What Happens Under the Hood

Let us trace what happens when a pipeline dispatches an event with three listeners registered:

execution-flow.txt
dispatch("record.cleaned", ["id" => 123, "field" => "phone"])

Step 1: Find listeners for "record.cleaned"
  → Found 3 listeners

Step 2: Sort by priority
  → Logger (priority: 100) — runs first
  → Metrics (priority: 50) — runs second
  → Slack (priority: 10) — runs last

Step 3: Execute in order
  → Logger: writes to file ✓
  → Metrics: increments counter ✓
  → Slack: THROWS (Slack is down)
    → Caught, logged, pipeline continues ✓

The try/catch around each listener is the most important detail. Without it, a broken Slack notification would crash your entire data pipeline.
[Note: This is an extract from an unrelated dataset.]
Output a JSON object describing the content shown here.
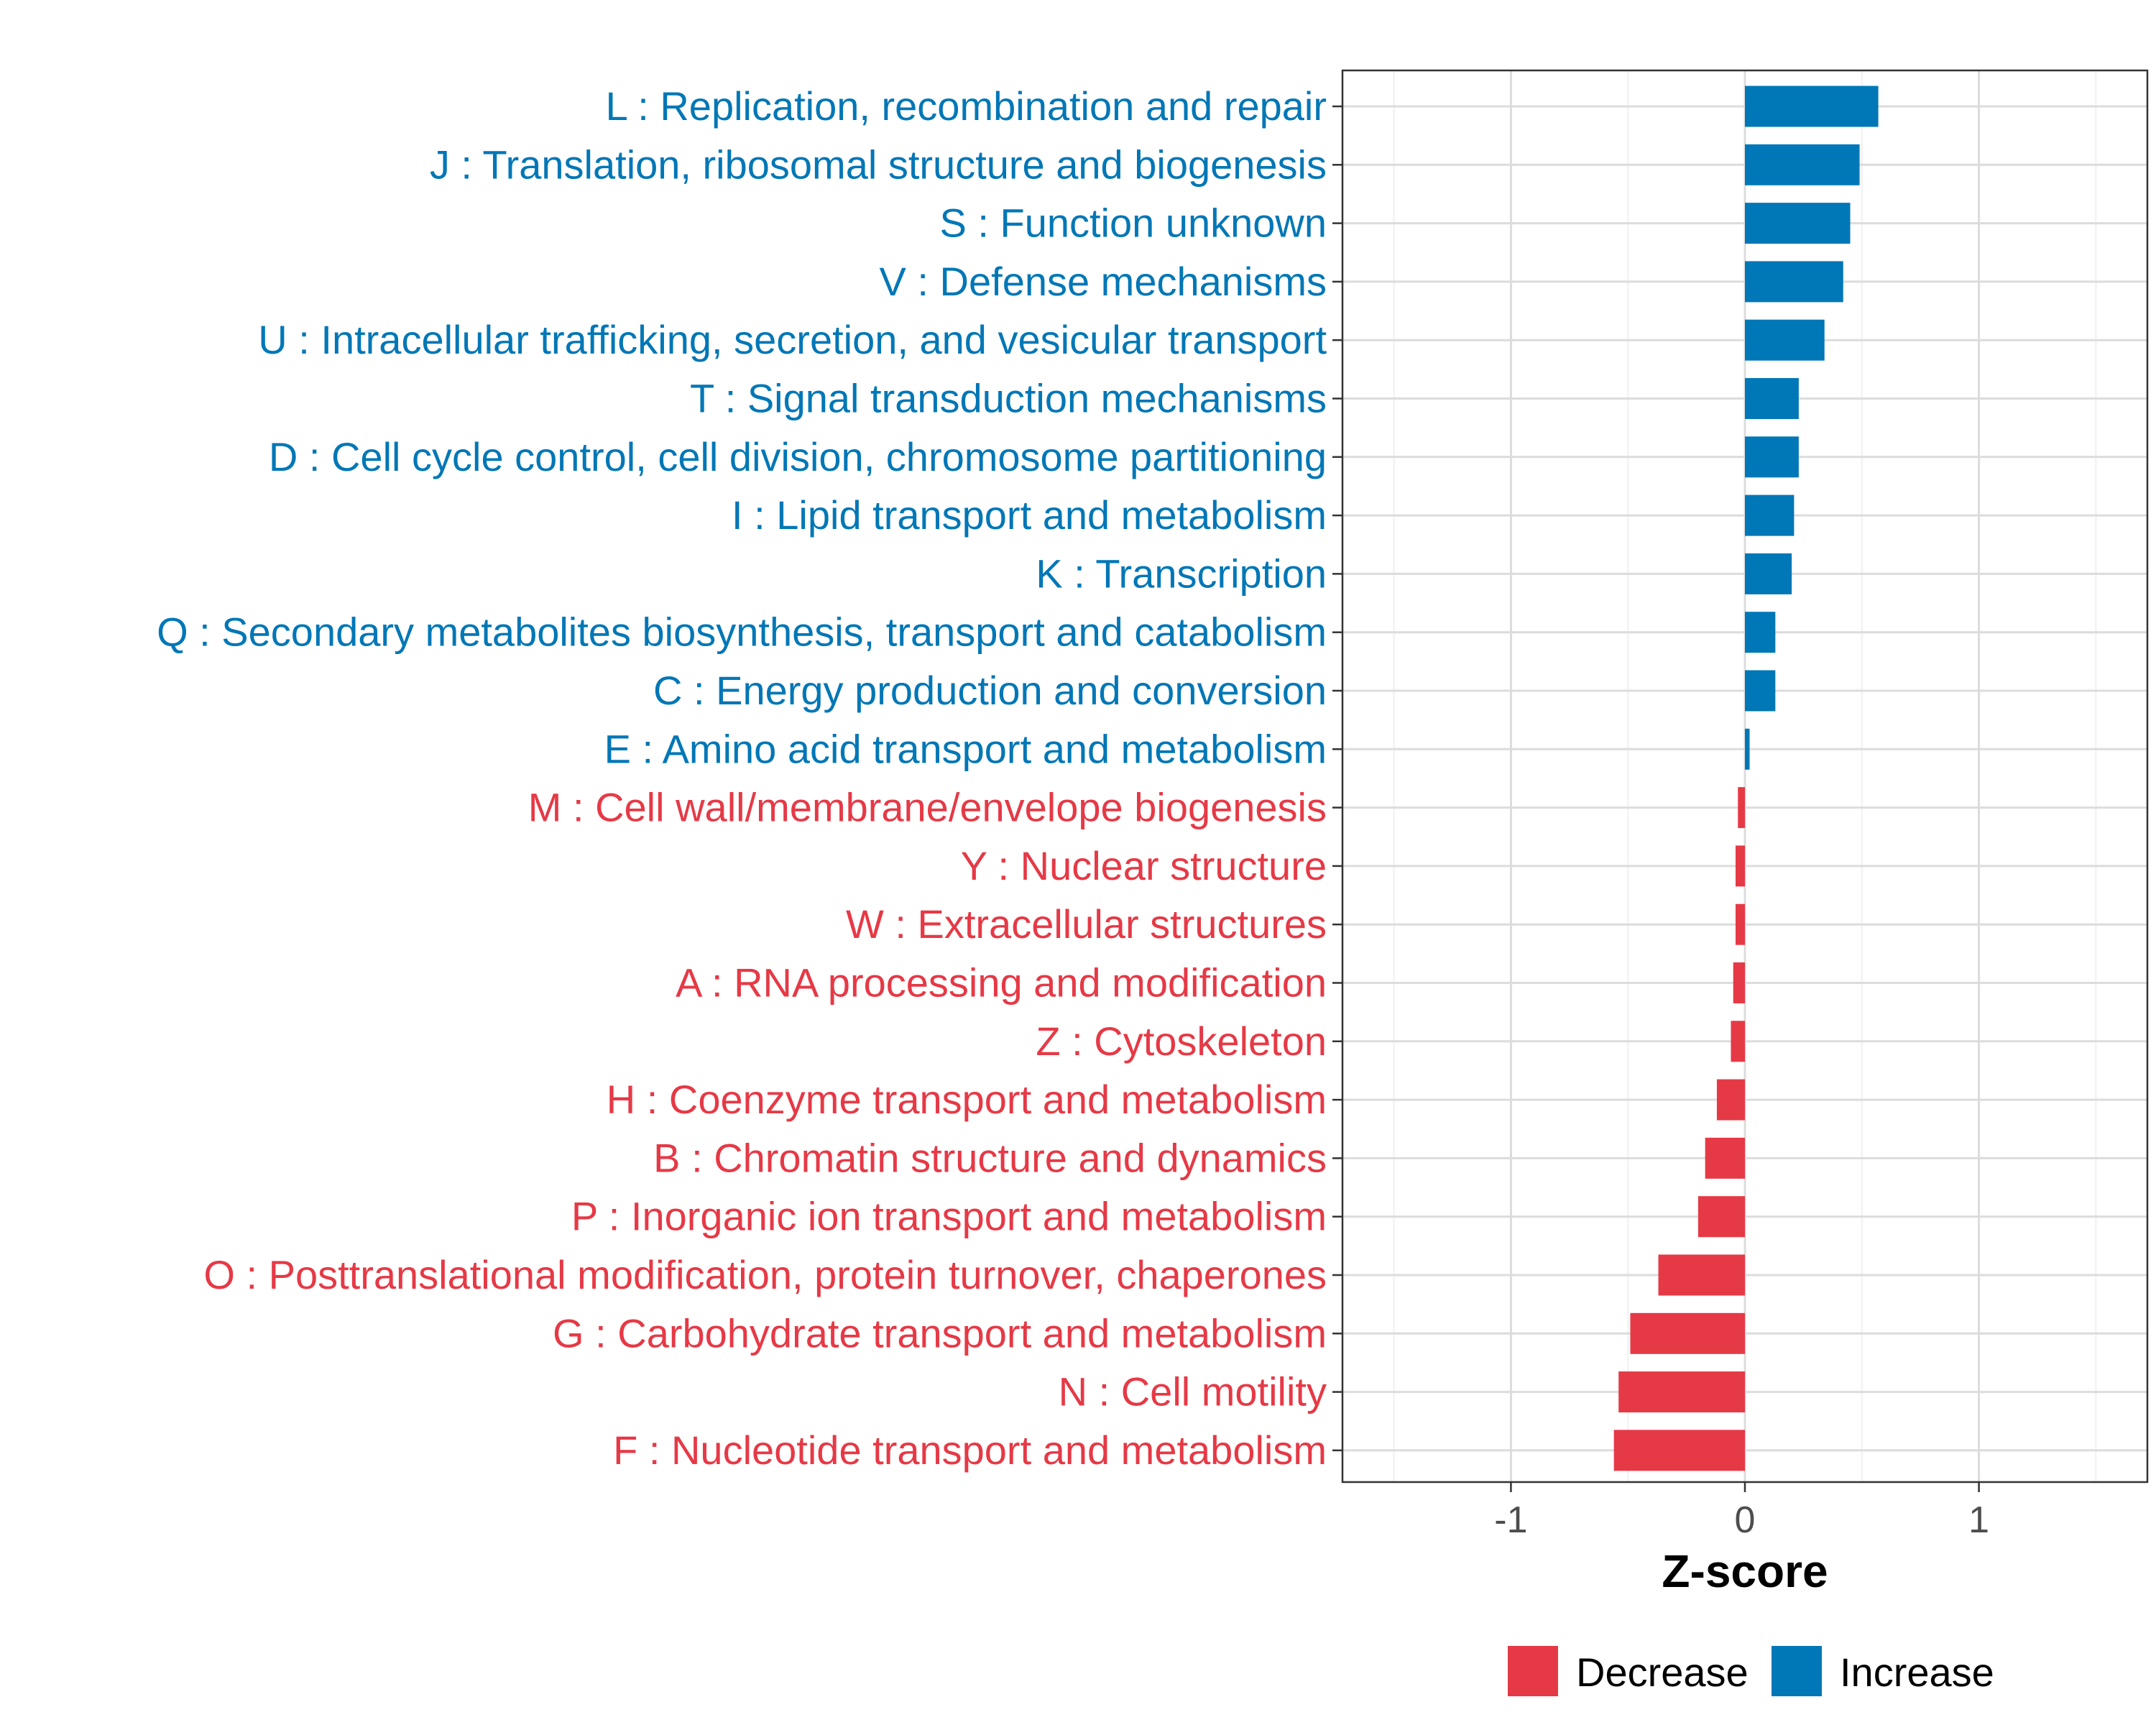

Error isolation ensures observability never takes down the system it is observing.

Usage Example

usage.php
$events = new EventDispatcher();

// Register listeners with priorities
$events->listen('pipeline.started', function ($data) {
    echo "[LOG] Pipeline started: {$data['name']}\n";
}, priority: 100);

$events->listen('pipeline.started', function ($data) {
    Metrics::increment('pipeline.starts');
}, priority: 50);

// Dispatch events from your pipeline
$events->dispatch('pipeline.started', ['name' => 'customer-sync']);
$events->dispatch('record.processed', ['id' => 123, 'status' => 'clean']);

This is the same pattern used in frameworks like Symfony and Laravel. Start simple with logging, then add metrics, alerting, and distributed tracing as listeners — without changing your pipeline code.